The third problem is apparently I have no empathy. I just about died. I have oodles of empathy. I have so much empathy that I often don’t know where others end and I begin. I have to work at not going overboard with empathy! I couldn’t believe that my mother could say that to me. Honestly, I think the problem is that I have too much empathy for them.
Then she tells me that I should be more diplomatic with my sister – somewhat akin to trying to be diplomatic with let’s say Gadaffi. She tells me that with all my education and work experience I should know how to handle my sister. The truth is there is a reason my sister does not work – she can’t handle it. When she did try to work, she was usually fired within a year.
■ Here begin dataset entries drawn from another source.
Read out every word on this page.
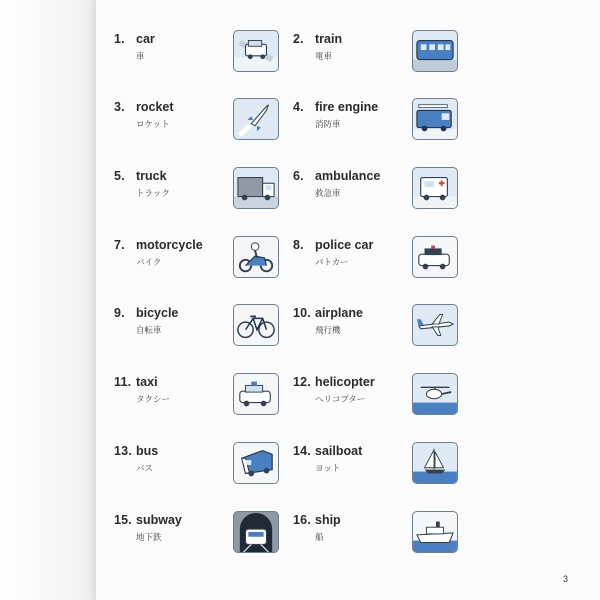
1. car
車
2. train
電車
3. rocket
ロケット
4. fire engine
消防車
5. truck
トラック
6. ambulance
救急車
7. motorcycle
バイク
8. police car
パトカー
9. bicycle
自転車
10. airplane
飛行機
11. taxi
タクシー
12. helicopter
ヘリコプター
13. bus
バス
14. sailboat
ヨット
15. subway
地下鉄
16. ship
船
3
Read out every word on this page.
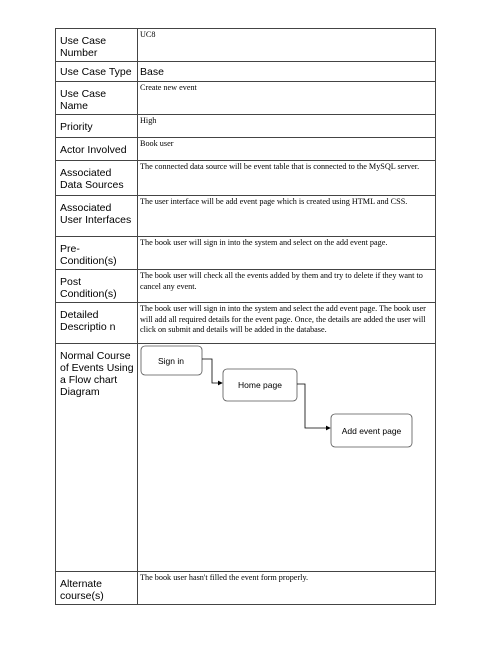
Use Case Number	UC8
Use Case Type	Base
Use Case Name	Create new event
Priority	High
Actor Involved	Book user
Associated Data Sources	The connected data source will be event table that is connected to the MySQL server.
Associated User Interfaces	The user interface will be add event page which is created using HTML and CSS.
Pre-Condition(s)	The book user will sign in into the system and select on the add event page.
Post Condition(s)	The book user will check all the events added by them and try to delete if they want to cancel any event.
Detailed Descriptio n	The book user will sign in into the system and select the add event page. The book user will add all required details for the event page. Once, the details are added the user will click on submit and details will be added in the database.
Normal Course of Events Using a Flow chart Diagram	Sign in
Home page
Add event page

Alternate course(s)	The book user hasn't filled the event form properly.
After my mother’s second attempt to make Kathy a productive human being when she put her through legal secretary school, Kathy got a job and made a mistake that cost the company she was working for over $50,000. She went to waitressing after that where at least if she screwed up, she could comp someone’s meal.
Then she comes out with this gem: “Kathy yells but you cry like a little baby and then Deb comes and rescues her little baby.” I said yes, I cry, I always have. That is how I react to these kinds of unprovoked attacks. I make no excuses for not handling it well; there is no yelling and screaming in my day-to-day life unless it is on the television. Deb and I don’t argue that way. We are both very considerate when we argue to make sure it does not escalate. I don’t believe that anything good comes from losing control and saying mean things to the person, you are supposed to love the most in the world. So, ya, I cry when someone yells at me.
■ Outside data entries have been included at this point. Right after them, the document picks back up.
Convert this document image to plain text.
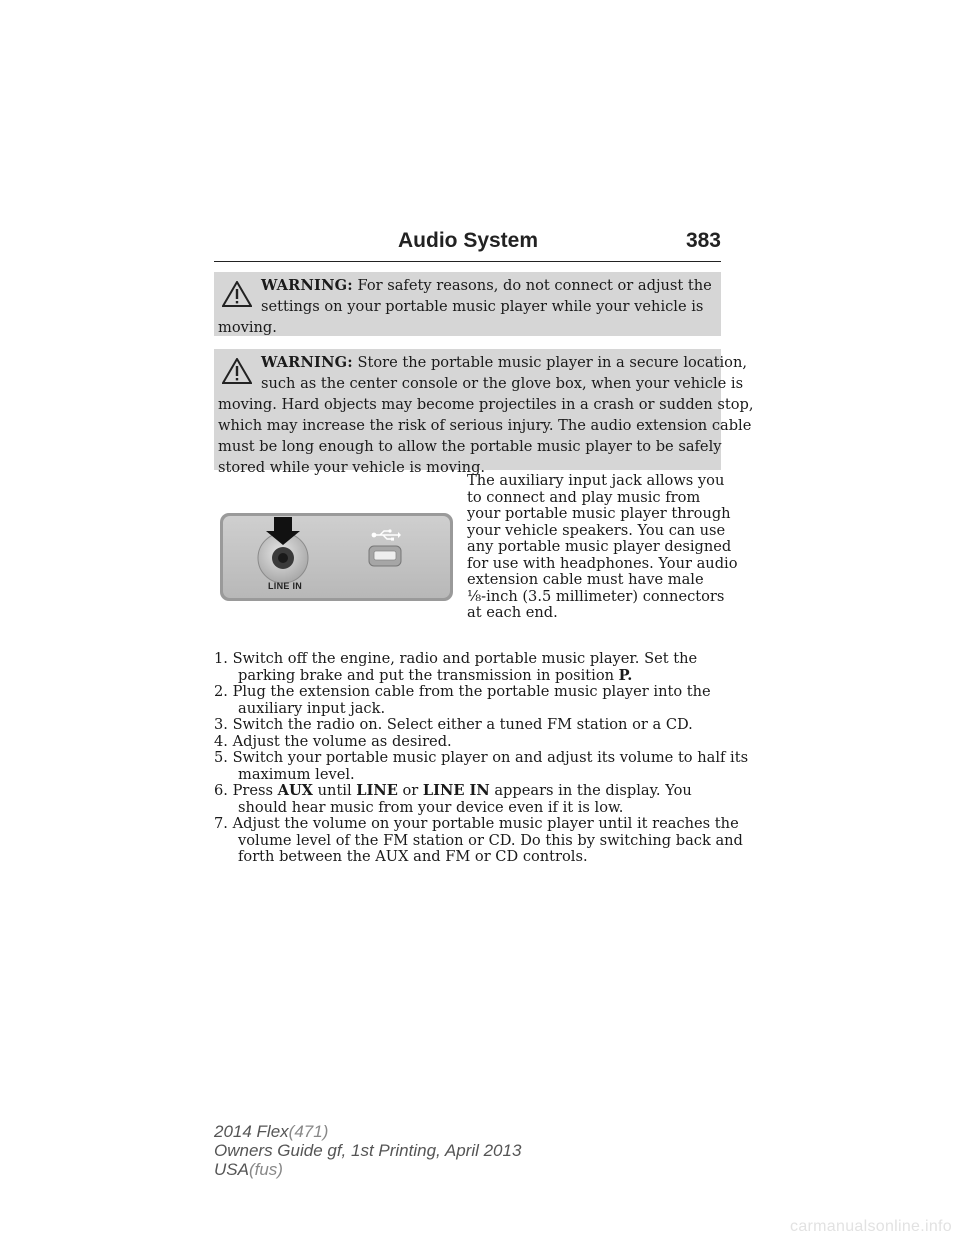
Audio System	383
WARNING: For safety reasons, do not connect or adjust the
settings on your portable music player while your vehicle is
moving.
WARNING: Store the portable music player in a secure location,
such as the center console or the glove box, when your vehicle is
moving. Hard objects may become projectiles in a crash or sudden stop,
which may increase the risk of serious injury. The audio extension cable
must be long enough to allow the portable music player to be safely
stored while your vehicle is moving.
LINE IN
The auxiliary input jack allows you
to connect and play music from
your portable music player through
your vehicle speakers. You can use
any portable music player designed
for use with headphones. Your audio
extension cable must have male
⅛-inch (3.5 millimeter) connectors
at each end.
1. Switch off the engine, radio and portable music player. Set the
parking brake and put the transmission in position P.
2. Plug the extension cable from the portable music player into the
auxiliary input jack.
3. Switch the radio on. Select either a tuned FM station or a CD.
4. Adjust the volume as desired.
5. Switch your portable music player on and adjust its volume to half its
maximum level.
6. Press AUX until LINE or LINE IN appears in the display. You
should hear music from your device even if it is low.
7. Adjust the volume on your portable music player until it reaches the
volume level of the FM station or CD. Do this by switching back and
forth between the AUX and FM or CD controls.
2014 Flex(471)
Owners Guide gf, 1st Printing, April 2013
USA(fus)
carmanualsonline.info
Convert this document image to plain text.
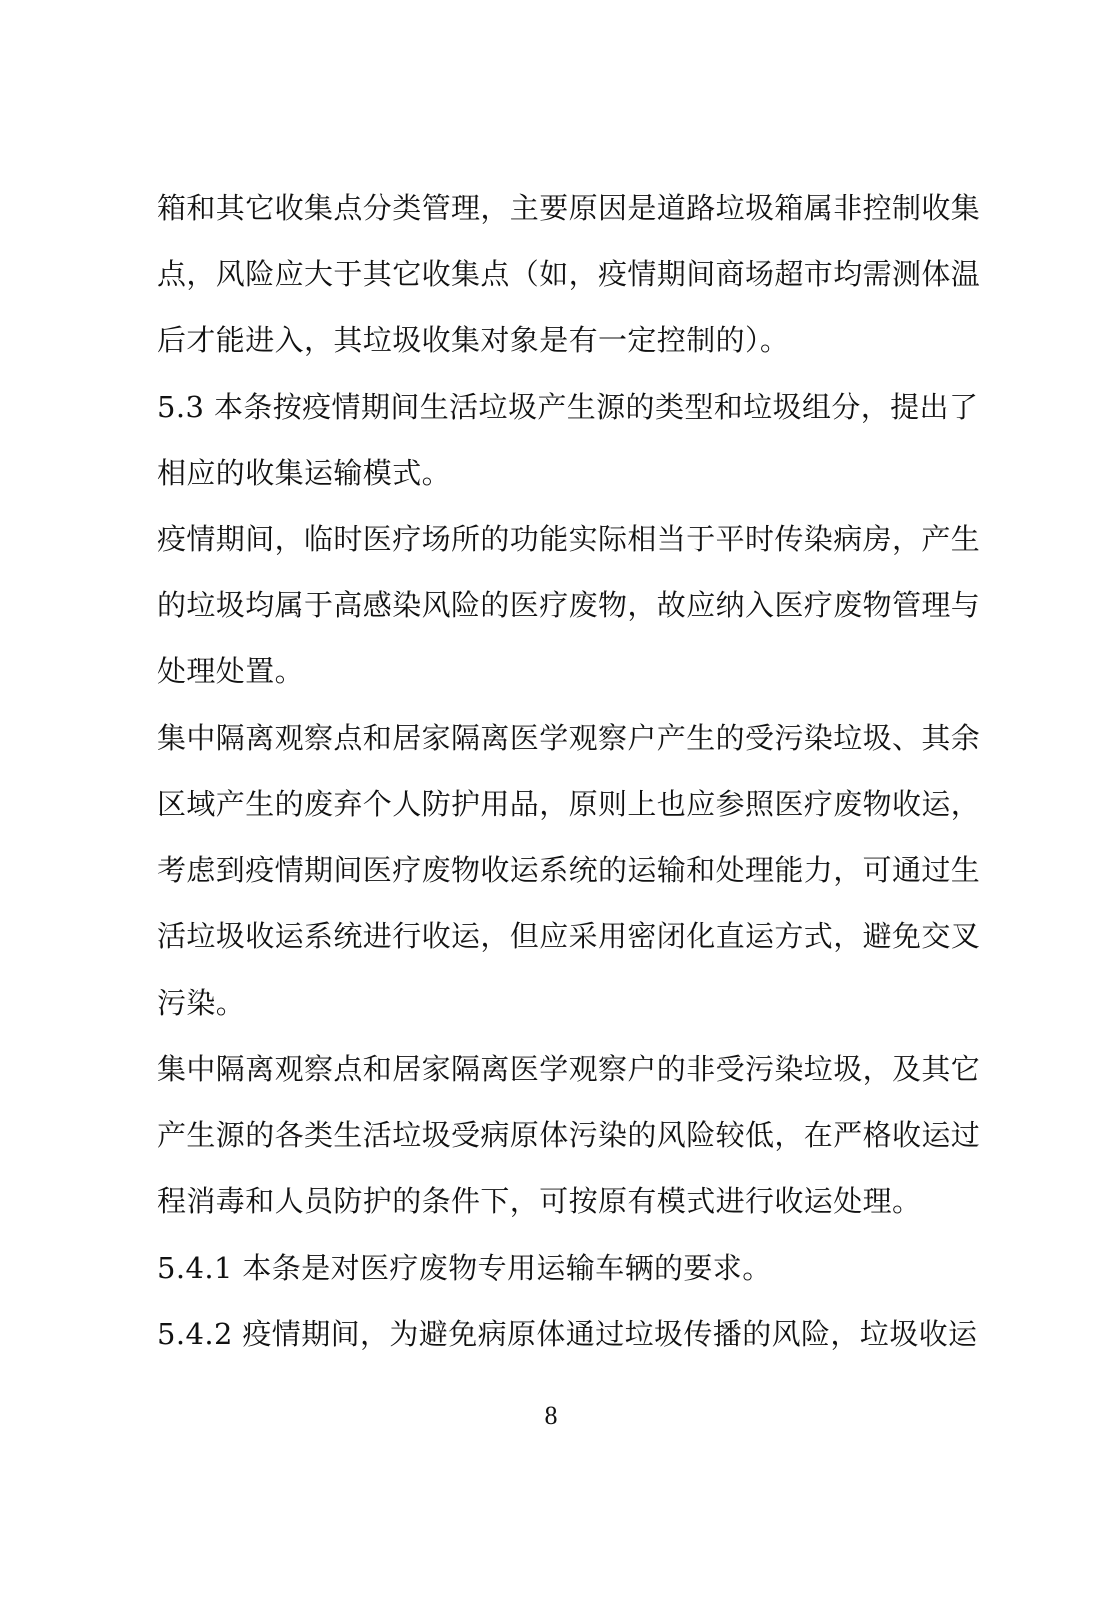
箱和其它收集点分类管理，主要原因是道路垃圾箱属非控制收集
点，风险应大于其它收集点（如，疫情期间商场超市均需测体温
后才能进入，其垃圾收集对象是有一定控制的）。
5.3 本条按疫情期间生活垃圾产生源的类型和垃圾组分，提出了
相应的收集运输模式。
疫情期间，临时医疗场所的功能实际相当于平时传染病房，产生
的垃圾均属于高感染风险的医疗废物，故应纳入医疗废物管理与
处理处置。
集中隔离观察点和居家隔离医学观察户产生的受污染垃圾、其余
区域产生的废弃个人防护用品，原则上也应参照医疗废物收运，
考虑到疫情期间医疗废物收运系统的运输和处理能力，可通过生
活垃圾收运系统进行收运，但应采用密闭化直运方式，避免交叉
污染。
集中隔离观察点和居家隔离医学观察户的非受污染垃圾，及其它
产生源的各类生活垃圾受病原体污染的风险较低，在严格收运过
程消毒和人员防护的条件下，可按原有模式进行收运处理。
5.4.1 本条是对医疗废物专用运输车辆的要求。
5.4.2 疫情期间，为避免病原体通过垃圾传播的风险，垃圾收运
8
I get that my mother just wants us to get along. I have told her I am happy to do that and that it is up to Kathy. She tells me that Kathy wants to have a relationship with me and tells me I should phone her. I do not intend to put myself in the position where my sister is going to yell at me.
My loyalty is to my mother plain and simple. In my mind, I have a duty to do what I can for her as she ages. Care for aging parents was something instilled in me from the time I can remember. My mother and grandmother looked after my great-grandmother. My mother and us kids looked after my grandmother and now we are looking after my mother. It is just the way it is done in my family.
 Take for example Christmas. She got upset because she decided we weren’t passing the food in the correct way. So she got up and demonstrated, while yelling and screaming and waving her arms clock-wise and counter-clockwise, how the food should and should not be passed. Her hair, which is not her best attribute, was flying wildly and I am sure that my mother and Kathy’s husband George both got a spit-bath.